Extracting a submatrix using cublas

Hi everyone,

I hoped to find a topic about this but didn’t. Here is my issue/question:

Basically, I have a nxm matrix and I would like to extract a sub-matrix from it.

Extracting the first line or the first column seems pretty easy using a simple scopy, but when it comes to extracting the bottom-right elements I can’t figure out how to do that using cublas.

I noticed that I can perform operations on a submatrix using the lead dimensions, but here I just want to “extract” a part of a matrix.

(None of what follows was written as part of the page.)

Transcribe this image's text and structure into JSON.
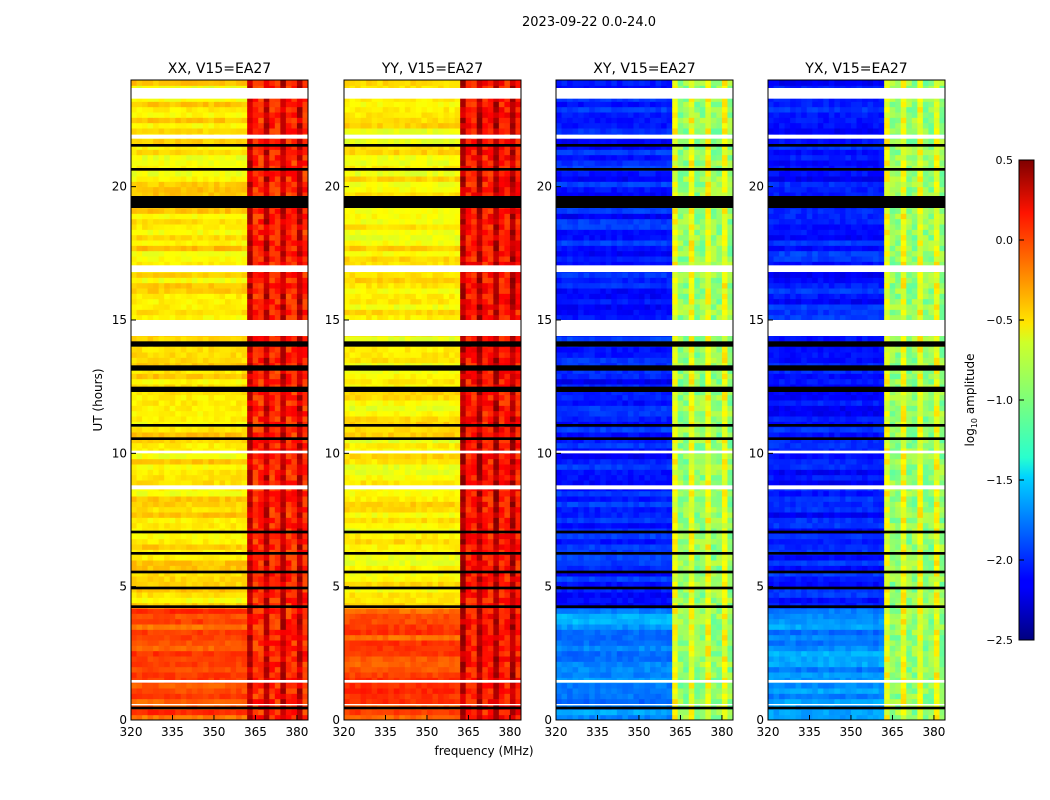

I wrote a kernel myself that does the job correctly and is pretty simple, but it is really not good in terms of performances… :/ I write it here for info it extract n-1 rows and m-1 columns from the origin matrix

if origin is
3 4 12 5
2 5 11 3
1 3 8 2

destination should be
5 11 3
3 8 2

__global__ extractBottomRightMatrix(T *dest, const T *orig, int nbRows, int size)
{
     int i = blockDim.x * blockIdx.x + threadIdx.x;

     if (i < size)
          dest[i] = orig[i + nbRows + 1 + i/(nbRows - 1)];
}

First of all, is it possible using cublas ? Or just cuda ? If yes, can anyone give me some pointers ?

Thanks ! :)

In cuda this can be done using cudaMemcpy2D

http://docs.nvidia.com/cuda/cuda-runtime-api/group__CUDART__MEMORY.html#group__CUDART__MEMORY_1g3a58270f6775efe56c65ac47843e7cee

In cublas this can be done using cublasGetMatrix/cublasSetMatrix

http://docs.nvidia.com/cuda/cublas/index.html#cublassetmatrix

“This function copies a tile of rows x cols elements from a matrix A …”

Thank you for this answer.

Unfortunately, it implies copies from/to the device from/to the host, which I would like to avoid.

I was hoping to do that without memory transfers. ;)

cudaMemcpy2D can do it as a device->device copy

but a well-written copy kernel should be just as fast